Long-term mortality after childhood growth hormone treatment: the SAGhE cohort study
The Lancet Diabetes and Endocrinology , Volume 8 - Issue 8 p. 683- 692
Background Recombinant human growth hormone has been used for more than 30 years and its indications have increased worldwide. There is concern that this treatment might increase mortality, but published data are scarce. We present data from the entire dataset of all eight countries of the Safety and Appropriateness of Growth hormone treatments in Europe (SAGhE) consortium, with the aim of studying long-term overall and cause-specific mortality in young adult patients treated with recombinant human growth hormone during childhood and relating this to the underlying diagnosis. Methods This cohort study was done in eight European countries (Belgium, France, Germany, Italy, The Netherlands, Sweden, Switzerland, and the UK). Patients were classified a priori based on pre-treatment perceived mortality risk from their underlying disease and followed up for cause-specific mortality. Person-years at risk of mortality and expected rates from general population data were used to calculate standardised mortality ratios (SMRs).

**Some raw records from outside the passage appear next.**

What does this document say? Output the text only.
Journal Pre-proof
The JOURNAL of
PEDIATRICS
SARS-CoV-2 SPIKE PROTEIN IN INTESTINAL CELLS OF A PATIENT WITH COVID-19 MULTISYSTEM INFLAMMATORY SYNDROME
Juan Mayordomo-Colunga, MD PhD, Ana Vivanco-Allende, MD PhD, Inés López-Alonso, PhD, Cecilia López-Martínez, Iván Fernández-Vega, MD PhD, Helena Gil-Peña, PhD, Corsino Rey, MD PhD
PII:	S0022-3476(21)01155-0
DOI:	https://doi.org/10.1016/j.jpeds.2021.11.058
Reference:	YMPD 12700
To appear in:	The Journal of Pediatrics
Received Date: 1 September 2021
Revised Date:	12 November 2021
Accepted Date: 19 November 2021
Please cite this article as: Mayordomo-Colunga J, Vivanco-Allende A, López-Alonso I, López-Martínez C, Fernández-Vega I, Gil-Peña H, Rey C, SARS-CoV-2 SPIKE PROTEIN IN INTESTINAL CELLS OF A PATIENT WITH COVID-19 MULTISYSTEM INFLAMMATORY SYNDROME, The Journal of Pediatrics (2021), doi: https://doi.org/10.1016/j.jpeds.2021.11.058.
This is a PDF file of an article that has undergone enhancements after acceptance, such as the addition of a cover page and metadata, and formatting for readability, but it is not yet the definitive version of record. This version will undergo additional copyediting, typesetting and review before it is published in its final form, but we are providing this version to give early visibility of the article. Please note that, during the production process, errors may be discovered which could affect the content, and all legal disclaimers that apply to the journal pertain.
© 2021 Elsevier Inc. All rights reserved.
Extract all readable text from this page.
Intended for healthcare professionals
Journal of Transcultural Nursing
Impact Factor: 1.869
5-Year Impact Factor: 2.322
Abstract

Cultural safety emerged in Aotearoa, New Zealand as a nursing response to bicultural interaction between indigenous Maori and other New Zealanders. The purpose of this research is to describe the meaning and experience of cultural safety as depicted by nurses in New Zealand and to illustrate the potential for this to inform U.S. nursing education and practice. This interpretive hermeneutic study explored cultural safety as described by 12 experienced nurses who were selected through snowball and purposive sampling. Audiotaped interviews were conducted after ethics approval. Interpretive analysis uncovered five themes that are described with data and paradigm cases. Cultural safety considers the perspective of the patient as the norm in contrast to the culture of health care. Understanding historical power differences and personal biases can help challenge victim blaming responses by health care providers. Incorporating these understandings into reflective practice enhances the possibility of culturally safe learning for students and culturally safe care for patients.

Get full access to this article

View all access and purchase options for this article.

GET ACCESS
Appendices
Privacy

Findings The cohort comprised 24 232 patients treated with recombinant human growth hormone during childhood, with more than 400 000 patient-years of follow-up. In low-risk patients with isolated growth hormone deficiency or idiopathic short stature, all-cause mortality was not significantly increased (SMR 1·1, 95% CI 0·9–1·3). In children born small for gestational age, all-cause mortality was significantly increased when analysed for all countries (SMR 1·5, CI 1·1–1·9), but this result was driven by the French subcohort. In patients at moderate or high risk, mortality was increased (SMR 3·8, 3·3–4·4; and 17·1, 15·6–18·7, respectively). Mortality was not associated with mean daily or cumulative doses of recombinant human growth hormone for any of the risk groups. Cause-specific mortality from diseases of the circulatory and haematological systems was increased in all risk groups. Interpretation In this cohort, the largest, to our knowledge, with long-term follow-up of patients treated with recombinant human growth hormone during childhood, all-cause mortality was associated with underlying diagnosis. In patients with isolated growth hormone deficiency or idiopathic short stature, recombinant human growth hormone treatment was not associated with increased all-cause mortality. However, mortality from certain causes was increased, emphasising the need for further long-term surveillance.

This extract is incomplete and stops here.